Kashmir issue there, but let’s focus on trade: Pakistan

April 8th, 2008 - 9:00 pm ICT by admin  


Islamabad/New Delhi, April 8 (IANS) Ahead of talks with India later this month, Pakistan Tuesday asserted that the Kashmir issue continues to be on top of its agenda, but it will not prevent it from increasing bilateral trade as part of a strategy to move from “conflict management to conflict resolution”. “The Kashmir issue is on the agenda in the composite dialogue. It’s one of the top issues after peace and security and stability. It will remain so,” Pakistan’s Foreign Minister Shah Mehmood Qureshi told the Dawn news channel.

“On the other hand, we feel that there are areas where we need to move on to our mutual benefit and advantage like trade,” he said.

“So let’s call a spade a spade, and if enhanced trade can be used as an important confidence-building (measure) to create a more enabling environment for our movement from conflict management to conflict resolution, we should not shy away from that,” he said.

Saying that bilateral trade through official channels was worth over a billion dollars, he added that this figure did not reflect much bigger “informal” trade between the two countries.

Qureshi’s remarks echo India’s position on increasing trade and other confidence-building measures to create an atmosphere for resolving outstanding issues between the two countries.

“No, there is no question of putting the Kashmir issue on the backburner. What we plan to do is we have been approaching this problem from a particular angle,” he replied when asked if such an approach entailed putting the Kashmir issue on the backburner for a while.

“What we plan to do is we have been approaching this problem from a particular angle. Let’s try a different approach. We’re not forgetting Kashmir,” said Qureshi, a senior leader of Pakistan People’s Party (PPP).

“How can we forget Kashmir? Kashmir is important for us. It’s a very emotive issue within Pakistan. We will not forget it, we cannot forget it.”

Alluding to the recent remarks of PPP chief Asif Ali Zardari that the Kashmir issue should be set aside for resolution by future generations, Qureshi asserted that his party leader had been “misquoted”.

Foreign Secretary Shivshankar Menon, a former Indian envoy to Pakistan, is likely to travel to Islamabad later this month to review the progress of the fourth round of composite dialogue with his Pakistani counterpart Riaz Mohammad Khan.

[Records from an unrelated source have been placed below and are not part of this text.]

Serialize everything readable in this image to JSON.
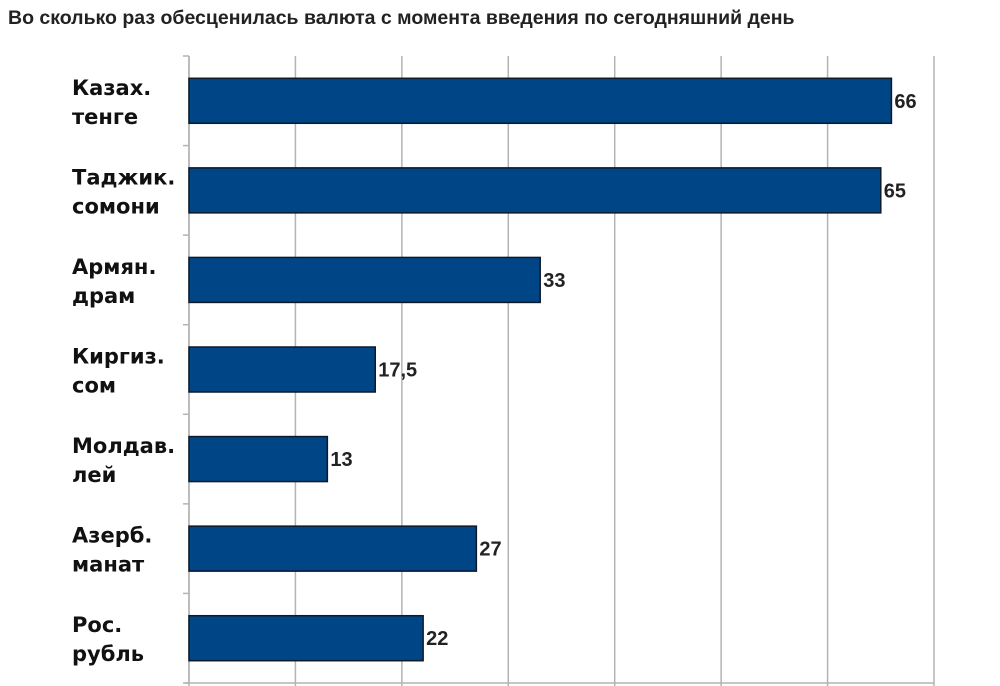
{
  "chart_data": {
    "type": "bar",
    "orientation": "horizontal",
    "title": "Во сколько раз обесценилась валюта с момента введения по сегодняшний день",
    "xlabel": "",
    "ylabel": "",
    "categories": [
      [
        "Казах.",
        "тенге"
      ],
      [
        "Таджик.",
        "сомони"
      ],
      [
        "Армян.",
        "драм"
      ],
      [
        "Киргиз.",
        "сом"
      ],
      [
        "Молдав.",
        "лей"
      ],
      [
        "Азерб.",
        "манат"
      ],
      [
        "Рос.",
        "рубль"
      ]
    ],
    "values": [
      66,
      65,
      33,
      17.5,
      13,
      27,
      22
    ],
    "value_labels": [
      "66",
      "65",
      "33",
      "17,5",
      "13",
      "27",
      "22"
    ],
    "xlim": [
      0,
      70
    ],
    "grid_step": 10,
    "grid": true,
    "legend": "none",
    "bar_color": "#004586"
  }
}
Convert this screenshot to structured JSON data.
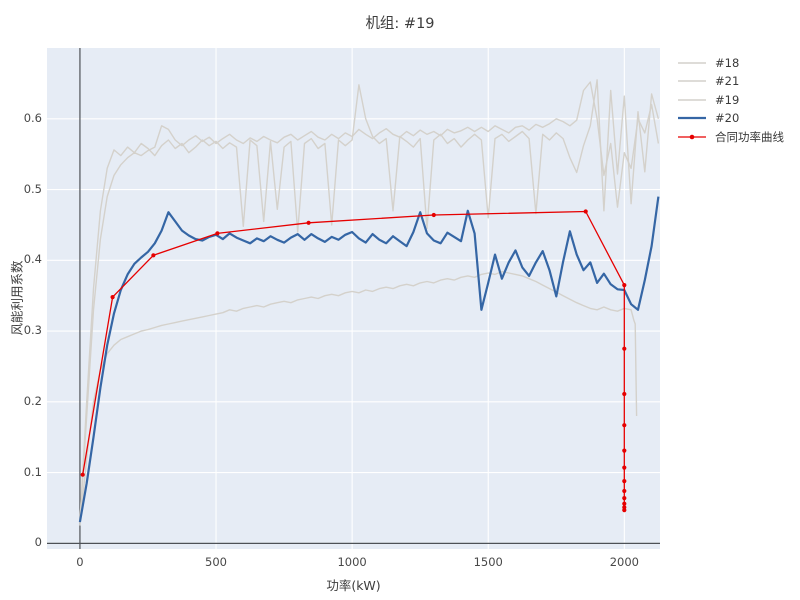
{
  "window": {
    "title": "机组: #19"
  },
  "chart_data": {
    "type": "line",
    "title": "机组: #19",
    "xlabel": "功率(kW)",
    "ylabel": "风能利用系数",
    "xlim": [
      -121,
      2131
    ],
    "ylim": [
      -0.008,
      0.7
    ],
    "xticks": [
      0,
      500,
      1000,
      1500,
      2000
    ],
    "xtick_labels": [
      "0",
      "500",
      "1000",
      "1500",
      "2000"
    ],
    "yticks": [
      0,
      0.1,
      0.2,
      0.3,
      0.4,
      0.5,
      0.6
    ],
    "ytick_labels": [
      "0",
      "0.1",
      "0.2",
      "0.3",
      "0.4",
      "0.5",
      "0.6"
    ],
    "grid": true,
    "background_color": "#e6ecf5",
    "grid_color": "#ffffff",
    "zeroline_color": "#4d5156",
    "text_color": "#3d3d3d",
    "legend_position": "right",
    "series": [
      {
        "name": "#18",
        "color": "#d4d1cb",
        "width": 1.4,
        "marker": false,
        "x0": 0,
        "dx": 25,
        "y": [
          0.03,
          0.18,
          0.33,
          0.43,
          0.49,
          0.52,
          0.535,
          0.545,
          0.552,
          0.548,
          0.555,
          0.56,
          0.59,
          0.585,
          0.57,
          0.562,
          0.57,
          0.576,
          0.568,
          0.574,
          0.565,
          0.572,
          0.578,
          0.57,
          0.565,
          0.573,
          0.568,
          0.575,
          0.57,
          0.566,
          0.574,
          0.578,
          0.57,
          0.576,
          0.582,
          0.574,
          0.57,
          0.578,
          0.572,
          0.58,
          0.575,
          0.585,
          0.578,
          0.572,
          0.58,
          0.586,
          0.578,
          0.574,
          0.582,
          0.576,
          0.584,
          0.578,
          0.582,
          0.576,
          0.585,
          0.58,
          0.583,
          0.588,
          0.582,
          0.588,
          0.582,
          0.59,
          0.585,
          0.58,
          0.588,
          0.59,
          0.584,
          0.592,
          0.588,
          0.593,
          0.6,
          0.596,
          0.59,
          0.598,
          0.64,
          0.652,
          0.6,
          0.52,
          0.565,
          0.475,
          0.552,
          0.53,
          0.6,
          0.58,
          0.62,
          0.565
        ]
      },
      {
        "name": "#21",
        "color": "#d4d1cb",
        "width": 1.4,
        "marker": false,
        "x0": 0,
        "dx": 25,
        "y": [
          0.025,
          0.12,
          0.2,
          0.245,
          0.268,
          0.28,
          0.288,
          0.292,
          0.296,
          0.3,
          0.302,
          0.305,
          0.308,
          0.31,
          0.312,
          0.314,
          0.316,
          0.318,
          0.32,
          0.322,
          0.324,
          0.326,
          0.33,
          0.328,
          0.332,
          0.334,
          0.336,
          0.334,
          0.338,
          0.34,
          0.342,
          0.34,
          0.344,
          0.346,
          0.348,
          0.346,
          0.35,
          0.352,
          0.35,
          0.354,
          0.356,
          0.354,
          0.358,
          0.356,
          0.36,
          0.362,
          0.36,
          0.364,
          0.366,
          0.364,
          0.368,
          0.37,
          0.368,
          0.372,
          0.374,
          0.372,
          0.376,
          0.378,
          0.376,
          0.38,
          0.382,
          0.38,
          0.384,
          0.382,
          0.38,
          0.378,
          0.374,
          0.37,
          0.365,
          0.36,
          0.355,
          0.35,
          0.345,
          0.34,
          0.336,
          0.332,
          0.33,
          0.334,
          0.33,
          0.328,
          0.332,
          0.33
        ],
        "extra": [
          [
            2035,
            0.315
          ],
          [
            2040,
            0.31
          ],
          [
            2045,
            0.18
          ]
        ]
      },
      {
        "name": "#19",
        "color": "#d4d1cb",
        "width": 1.4,
        "marker": false,
        "x0": 0,
        "dx": 25,
        "y": [
          0.03,
          0.2,
          0.36,
          0.47,
          0.53,
          0.556,
          0.548,
          0.56,
          0.552,
          0.565,
          0.558,
          0.548,
          0.562,
          0.57,
          0.558,
          0.565,
          0.552,
          0.56,
          0.57,
          0.562,
          0.568,
          0.558,
          0.566,
          0.56,
          0.448,
          0.57,
          0.562,
          0.455,
          0.568,
          0.472,
          0.56,
          0.568,
          0.44,
          0.565,
          0.572,
          0.558,
          0.565,
          0.45,
          0.57,
          0.562,
          0.57,
          0.648,
          0.6,
          0.575,
          0.565,
          0.572,
          0.47,
          0.575,
          0.568,
          0.56,
          0.572,
          0.445,
          0.57,
          0.578,
          0.565,
          0.572,
          0.56,
          0.57,
          0.578,
          0.57,
          0.46,
          0.572,
          0.578,
          0.568,
          0.575,
          0.582,
          0.572,
          0.466,
          0.578,
          0.57,
          0.58,
          0.572,
          0.545,
          0.524,
          0.562,
          0.59,
          0.655,
          0.47,
          0.64,
          0.522,
          0.632,
          0.48,
          0.61,
          0.525,
          0.635,
          0.6
        ]
      },
      {
        "name": "#20",
        "color": "#3566a5",
        "width": 2.2,
        "marker": false,
        "x0": 0,
        "dx": 25,
        "y": [
          0.03,
          0.085,
          0.15,
          0.22,
          0.28,
          0.325,
          0.358,
          0.38,
          0.395,
          0.404,
          0.412,
          0.424,
          0.442,
          0.468,
          0.455,
          0.442,
          0.435,
          0.43,
          0.428,
          0.433,
          0.436,
          0.43,
          0.438,
          0.432,
          0.428,
          0.424,
          0.431,
          0.427,
          0.434,
          0.429,
          0.425,
          0.432,
          0.437,
          0.429,
          0.437,
          0.431,
          0.426,
          0.433,
          0.429,
          0.436,
          0.44,
          0.431,
          0.425,
          0.437,
          0.429,
          0.424,
          0.434,
          0.427,
          0.42,
          0.44,
          0.468,
          0.438,
          0.428,
          0.424,
          0.439,
          0.433,
          0.427,
          0.47,
          0.438,
          0.33,
          0.368,
          0.408,
          0.374,
          0.397,
          0.414,
          0.39,
          0.378,
          0.397,
          0.413,
          0.386,
          0.349,
          0.398,
          0.441,
          0.408,
          0.386,
          0.397,
          0.368,
          0.381,
          0.366,
          0.359,
          0.358,
          0.338,
          0.33,
          0.372,
          0.42,
          0.49
        ]
      },
      {
        "name": "合同功率曲线",
        "color": "#e60000",
        "width": 1.3,
        "marker": true,
        "points": [
          [
            10,
            0.097
          ],
          [
            120,
            0.348
          ],
          [
            270,
            0.407
          ],
          [
            505,
            0.438
          ],
          [
            840,
            0.453
          ],
          [
            1300,
            0.464
          ],
          [
            1858,
            0.469
          ],
          [
            2000,
            0.365
          ],
          [
            2000,
            0.275
          ],
          [
            2000,
            0.211
          ],
          [
            2000,
            0.167
          ],
          [
            2000,
            0.131
          ],
          [
            2000,
            0.107
          ],
          [
            2000,
            0.088
          ],
          [
            2000,
            0.074
          ],
          [
            2000,
            0.064
          ],
          [
            2000,
            0.056
          ],
          [
            2000,
            0.051
          ],
          [
            2000,
            0.047
          ]
        ]
      }
    ]
  }
}
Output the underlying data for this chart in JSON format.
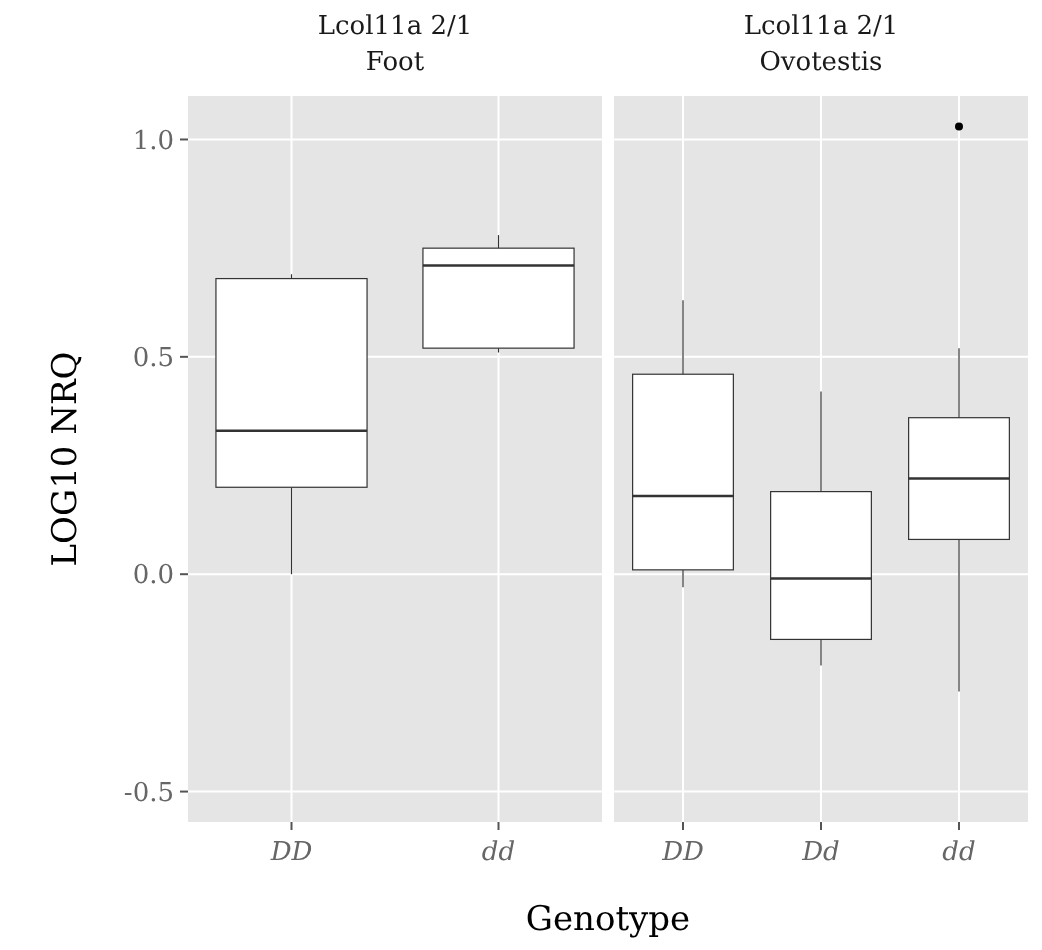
{
  "chart_data": [
    {
      "type": "box",
      "title": "Lcol11a 2/1",
      "subtitle": "Foot",
      "ylabel": "LOG10 NRQ",
      "xlabel": "Genotype",
      "categories": [
        "DD",
        "dd"
      ],
      "boxes": [
        {
          "low": 0.0,
          "q1": 0.2,
          "median": 0.33,
          "q3": 0.68,
          "high": 0.69
        },
        {
          "low": 0.51,
          "q1": 0.52,
          "median": 0.71,
          "q3": 0.75,
          "high": 0.78
        }
      ],
      "ylim": [
        -0.57,
        1.1
      ],
      "yticks": [
        -0.5,
        {
          "value": 0,
          "label": "0.0"
        },
        0.5,
        {
          "value": 1,
          "label": "1.0"
        }
      ],
      "grid": true
    },
    {
      "type": "box",
      "title": "Lcol11a 2/1",
      "subtitle": "Ovotestis",
      "categories": [
        "DD",
        "Dd",
        "dd"
      ],
      "boxes": [
        {
          "low": -0.03,
          "q1": 0.01,
          "median": 0.18,
          "q3": 0.46,
          "high": 0.63
        },
        {
          "low": -0.21,
          "q1": -0.15,
          "median": -0.01,
          "q3": 0.19,
          "high": 0.42
        },
        {
          "low": -0.27,
          "q1": 0.08,
          "median": 0.22,
          "q3": 0.36,
          "high": 0.52,
          "outliers": [
            1.03
          ]
        }
      ],
      "ylim": [
        -0.57,
        1.1
      ],
      "yticks": [
        -0.5,
        0,
        0.5,
        1
      ],
      "grid": true,
      "tick_labels": "x"
    }
  ]
}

The two sides will launch the fifth round of composite dialogue after the foreign secretary-level review of the last round.

It will be followed by a visit by External Affairs Minister Pranab Mukherjee to Islamabad in May or June.

Calling for “a greater understanding” between the two countries for peace and stability in South Asia, Qureshi said: “We are neighbours, there are many areas where we can work in harmony, where we can cooperate with each other and benefit this region and our people.”

“The new government thinks that the people of Pakistan and people of the subcontinent deserve a better quality of life. There is poverty and hunger here and we have to address these issues,” he said.

In his first remarks on the peace process with India after becoming the foreign minister, Qureshi also sought a “just and equitable” resolution to the contentious Kashmir issue.

He, however, set a positive tone for the peace process, saying Pakistan wants “friendly relations with India” and there are “signals of reciprocity” from the other side.